Ерпулев понял, что наступил как раз тот момент, когда простодушным признанием можно отвести от себя беду, пока в председателе не поднялся гнев.

— Владимир Кузьмич, не знаю, что наговорили вам, а только чую — напраслину, нет за мной большой вины. По чистой совести, ей-богу, как перед родным братом говорю, выпил с ребятами малость, ну, сморило меня, жара, а тут с пяти утра на ногах, не евши, — округляя глаза, говорил Ерпулев. — Ну, виноват, сам признаюсь, если б не жара… А Саньке я наказывал, чтобы сеялку направил, там пустяки сущие, на полчаса и дела. Он уже сеет, я только с поля…

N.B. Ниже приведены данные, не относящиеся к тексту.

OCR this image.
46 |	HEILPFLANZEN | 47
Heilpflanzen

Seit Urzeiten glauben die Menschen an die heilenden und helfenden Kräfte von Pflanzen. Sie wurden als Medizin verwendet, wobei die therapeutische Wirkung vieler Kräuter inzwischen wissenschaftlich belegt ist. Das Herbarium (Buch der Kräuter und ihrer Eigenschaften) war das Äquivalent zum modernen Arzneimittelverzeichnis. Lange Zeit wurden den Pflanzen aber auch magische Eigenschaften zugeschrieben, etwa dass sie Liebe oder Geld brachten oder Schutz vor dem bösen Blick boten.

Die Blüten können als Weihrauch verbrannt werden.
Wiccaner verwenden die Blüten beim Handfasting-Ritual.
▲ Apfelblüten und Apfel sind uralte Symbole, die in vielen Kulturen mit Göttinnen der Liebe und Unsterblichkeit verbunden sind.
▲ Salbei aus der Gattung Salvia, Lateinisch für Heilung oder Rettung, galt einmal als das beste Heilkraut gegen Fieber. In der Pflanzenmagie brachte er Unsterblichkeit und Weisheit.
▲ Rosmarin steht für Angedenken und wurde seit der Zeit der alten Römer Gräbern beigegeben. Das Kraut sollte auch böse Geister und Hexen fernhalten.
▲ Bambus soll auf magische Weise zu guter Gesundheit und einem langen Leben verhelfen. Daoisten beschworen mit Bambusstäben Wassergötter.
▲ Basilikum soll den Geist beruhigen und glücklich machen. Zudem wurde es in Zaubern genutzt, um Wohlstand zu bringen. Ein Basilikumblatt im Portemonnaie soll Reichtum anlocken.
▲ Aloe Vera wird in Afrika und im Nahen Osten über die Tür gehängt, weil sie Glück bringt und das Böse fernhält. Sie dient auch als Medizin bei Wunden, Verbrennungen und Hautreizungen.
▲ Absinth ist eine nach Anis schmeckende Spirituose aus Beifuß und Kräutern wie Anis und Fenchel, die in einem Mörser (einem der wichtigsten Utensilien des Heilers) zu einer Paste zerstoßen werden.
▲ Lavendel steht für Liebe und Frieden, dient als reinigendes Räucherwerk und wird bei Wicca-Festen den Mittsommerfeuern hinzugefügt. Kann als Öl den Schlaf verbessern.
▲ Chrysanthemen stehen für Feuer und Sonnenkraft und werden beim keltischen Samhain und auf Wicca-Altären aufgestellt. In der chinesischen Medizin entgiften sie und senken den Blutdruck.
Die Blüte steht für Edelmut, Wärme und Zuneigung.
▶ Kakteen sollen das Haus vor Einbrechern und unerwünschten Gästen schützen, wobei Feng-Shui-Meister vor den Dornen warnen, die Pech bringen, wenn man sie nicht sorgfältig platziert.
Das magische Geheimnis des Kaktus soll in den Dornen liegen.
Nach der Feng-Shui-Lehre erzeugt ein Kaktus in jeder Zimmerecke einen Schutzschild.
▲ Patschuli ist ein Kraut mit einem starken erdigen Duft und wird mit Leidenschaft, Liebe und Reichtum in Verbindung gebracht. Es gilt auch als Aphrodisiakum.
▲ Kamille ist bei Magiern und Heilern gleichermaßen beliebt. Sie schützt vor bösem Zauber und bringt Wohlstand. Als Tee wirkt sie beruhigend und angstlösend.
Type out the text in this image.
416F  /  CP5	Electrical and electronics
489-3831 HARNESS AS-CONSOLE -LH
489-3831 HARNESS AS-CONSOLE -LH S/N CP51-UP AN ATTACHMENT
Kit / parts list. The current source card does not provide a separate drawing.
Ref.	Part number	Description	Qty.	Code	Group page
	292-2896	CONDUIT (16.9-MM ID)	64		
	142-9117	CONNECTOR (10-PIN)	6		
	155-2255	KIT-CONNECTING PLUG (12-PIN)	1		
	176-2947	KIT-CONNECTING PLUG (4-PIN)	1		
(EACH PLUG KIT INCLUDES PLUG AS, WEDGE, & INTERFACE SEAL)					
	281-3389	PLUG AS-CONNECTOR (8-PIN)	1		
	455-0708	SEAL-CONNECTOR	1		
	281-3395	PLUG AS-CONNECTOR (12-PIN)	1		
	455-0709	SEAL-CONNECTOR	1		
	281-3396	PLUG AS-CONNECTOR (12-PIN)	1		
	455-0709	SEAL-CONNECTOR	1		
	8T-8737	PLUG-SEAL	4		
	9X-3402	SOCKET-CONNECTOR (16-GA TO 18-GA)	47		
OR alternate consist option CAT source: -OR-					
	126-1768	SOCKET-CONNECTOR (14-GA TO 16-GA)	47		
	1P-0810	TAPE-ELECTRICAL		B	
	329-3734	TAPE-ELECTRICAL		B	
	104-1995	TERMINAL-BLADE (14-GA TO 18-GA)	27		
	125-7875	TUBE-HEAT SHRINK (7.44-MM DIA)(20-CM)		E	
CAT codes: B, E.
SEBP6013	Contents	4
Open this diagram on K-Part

— Гладко все у тебя, как по-писаному, — сказал Владимир Кузьмич, не веря ни честным глазам бригадира, ни его внезапному признанию. — Крутишь ты, ловко это у тебя получается, как что — так в кусты.

Он вдруг вспомнил, как сам вчера пытался убедить людей в своей правоте и ему, наверное, тоже не верили и с любопытством наблюдали за попытками выпутаться из неприятного положения. Сделались противны и недоверчивый, поучающий той своего голоса, и пораженно расширенные глаза бригадира, — врет, был, видно, в стельку пьян, — и эта неприятная необходимость наставлять уму-разуму взрослого и женатого человека. Ерпулев и без его наставлений понимает, что поступил нехорошо, и, возможно, испытывает стыд, а может быть, лишь хитрит и разыгрывает покаяние. Как было бы хорошо, если бы и в пустяках мы доверяли, тогда не стало бы нужды в таких назиданиях. А почему все же мы забираем себе право поучать, словно оно сопряжено с должностью, — чем выше должность, тем больше права наставлять?

Ерпулев виновато развел руками:

— Как хотите наказывайте, заслужил — отвечу. Только и мне обидно всякую напраслину слушать да позор перед людьми терпеть! По радио так ославили, хоть из села беги. Кому это понравится? Убил, стервец…

— Кто ославил? — удивился Владимир Кузьмич. — Ты лучше не виляй!

— Да Санька же Прожогин, кому больше! — Уже увлеченно, веря в свои слова, сказал Ерпулев. — Такое про меня говорил — и повторять совестно: и алкоголик, и бессовестная душа… Да что там, у людей спросите, как он хаял меня. И за что взъелся, не знаю, хоть убейте!

Андрей Абрамович сгорбился, губами сделал такое движение, будто собирался заплакать, но лишь по лицу прошли волны затаенной обиды.

— Да в чем же дело? — рассердился Ламаш. — Ты объясни, я ничего не понимаю.

— Санька же, говорю, но радио нынче брехал, и колхоз я пропил, и сплю в обнимку с бутылкой, и людям за меня совестно, даже грозился. Ей-богу, не вру, своими ушами слышал, не сойти с этого места.

— Я не знал, — озадаченно сказал Владимир Кузьмич. — Как же он ухитрился?

Ерпулев растерянно посмотрел на него.

— Я думал, он с вашего согласия, — заторопился бригадир. — Сказать не могу, как обидно. Такую волю забрал, спасенья нет, кого вздумает, того и ославит, то в газетке пропишет, а теперь и по радио… Баба моя плачет, на люди выйти боится. А мне-то каково, Владимир Кузьмич? — И снова судорожные волны пробежали по лицу Ерпулева.